Nature Notes

Vol. XI November 1933 No. 9

Just Here and There

A few days ago while returning to their camp on Tahoma Creek after their days work in the woods a group of C.C.C. men were startled when one of their number shouted "COUGAR". The men were in a truck and were approaching the junction of the Paradise-West Side Highway. Several men caught a glimpse of the tawny cat crouched down upon a log but a few yards from the highway and near a narrow woods road along which was approaching a fine buck deer. The brakes of the truck were jammed on immediately and in great hub-bub and confusion the men disembarked from the truck en masse and went slashing through the brush of the forest to get a better look at the animal (so they say). But the big cat had melted away in the dense forest and the deer, likewise, had disappeared.

As this is written Admiral Byrd and his party are on their way south for a two years sojourn at Little America near the "bottom of the world". And we in Mt. Rainier Nat'l Park will of course be exceptionally interested in following the experiences of this party for numbered among these adventurous explorers and scientists are two men who have worked with us during the summer here on "the mountain". Quinn Blackburn, temporary ranger, is one and Alton A. Lindsey, one of the ranger-naturalists of the past season is the other. Those of us who must, of necessity, do our exploring in the world's out-of-the-way places through the pages of travel magazines envy these men the interesting experiences that they will most likely have. We shall hear from them from time to time during their stay near the South Pole and will publish portions of their letters if possible in "Nature Notes" so that you may catch a glimpse of what life is like in that far-off region.
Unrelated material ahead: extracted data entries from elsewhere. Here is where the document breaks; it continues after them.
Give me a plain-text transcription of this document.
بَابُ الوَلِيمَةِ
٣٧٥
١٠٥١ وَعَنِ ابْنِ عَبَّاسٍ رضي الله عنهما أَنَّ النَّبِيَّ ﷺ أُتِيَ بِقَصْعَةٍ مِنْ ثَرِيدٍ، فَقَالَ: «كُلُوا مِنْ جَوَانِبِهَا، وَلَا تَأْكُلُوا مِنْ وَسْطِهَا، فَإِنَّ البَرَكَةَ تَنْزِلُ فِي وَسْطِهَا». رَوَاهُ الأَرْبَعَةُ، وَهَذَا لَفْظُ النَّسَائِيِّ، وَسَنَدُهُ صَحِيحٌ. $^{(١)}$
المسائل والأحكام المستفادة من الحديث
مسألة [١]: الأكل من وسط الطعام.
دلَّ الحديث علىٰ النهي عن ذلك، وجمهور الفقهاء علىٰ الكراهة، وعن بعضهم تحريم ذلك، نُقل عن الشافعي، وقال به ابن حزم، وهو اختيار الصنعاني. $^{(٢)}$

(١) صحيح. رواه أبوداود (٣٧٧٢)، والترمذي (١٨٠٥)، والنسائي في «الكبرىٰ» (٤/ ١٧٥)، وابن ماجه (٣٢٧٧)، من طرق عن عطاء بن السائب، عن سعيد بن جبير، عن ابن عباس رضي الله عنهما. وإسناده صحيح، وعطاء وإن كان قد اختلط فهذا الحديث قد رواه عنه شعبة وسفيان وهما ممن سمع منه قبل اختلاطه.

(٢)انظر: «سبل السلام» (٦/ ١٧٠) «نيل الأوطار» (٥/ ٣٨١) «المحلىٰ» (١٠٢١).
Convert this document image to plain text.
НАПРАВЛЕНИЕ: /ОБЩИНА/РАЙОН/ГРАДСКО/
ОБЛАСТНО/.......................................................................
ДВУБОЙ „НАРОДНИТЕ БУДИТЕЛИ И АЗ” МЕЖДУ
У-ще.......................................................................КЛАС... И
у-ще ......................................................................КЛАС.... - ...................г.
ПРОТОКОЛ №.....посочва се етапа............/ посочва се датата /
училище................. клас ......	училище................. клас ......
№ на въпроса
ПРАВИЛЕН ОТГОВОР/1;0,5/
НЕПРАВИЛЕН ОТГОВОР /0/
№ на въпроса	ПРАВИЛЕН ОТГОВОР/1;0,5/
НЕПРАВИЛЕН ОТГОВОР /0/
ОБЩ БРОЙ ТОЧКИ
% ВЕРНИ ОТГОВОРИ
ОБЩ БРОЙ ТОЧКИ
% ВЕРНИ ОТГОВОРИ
A word about "NATURE NOTES". The response to our "renewal blank" included with the October issue has been very fine and we shall have no difficulty completing our list with interested people who will make the most of this monthly pamphlet. This publication is mailed to most every state in the Union - to schools, homes, colleges and universities, libraries, clubs of various kinds, etc. We are, of course, anxious to reach as many people as possible with these 500 monthly copies. By so doing we hope to continue to encourage the American people to appreciate the national parks for what they really have to offer. These areas are more than "playgrounds", picnic areas, resorts or hasty stopping points along your vacation journey for the purpose of obtaining windshield stickers -- that will serve as an indicator of the miles that you have traveled. Each national park and monument was created because of the fact that it contained something of outstanding merit that warrants your attention and interest. Your government has set aside, is developing and is maintaining these areas for your benefit. The standards which govern the attitude of the federal officials in these parks are entirely altruistic - dedicated to the service of the public. Often, in carrying out these duties along such standards, it entails some personal sacrifice on the part of the individual, but whether it be the Superintendent, ranger, or a man who helps in keeping the roads and trails in good shape, you will find that your interest -- if it is more than a superficial open -- will be more than appreciated. He is proud of his park. Your interest will spur him to greater effort toward an even better and higher standard of service.

But we must not disgress. "Nature Notes" attempts to give you a brief month by month picture of this area and the interest that it contains. Let us suggest that this publication be used as widely by every "subscriber" as possible; that it be passed on to others, made available to students in schools; bound for library shelves, etc. By so doing, you will not only extend the influence of this pamphlet, but will develop a great appreciation of the national parks and monuments in general.

Some time ago we thought that "Nature Notes" would have to be handled in a different manner--entailing a small charge. However we shall continue on the free basis for the present at least, so no one need feel obligated to support this publication in any way other than by your interest and by your help in widening its influence.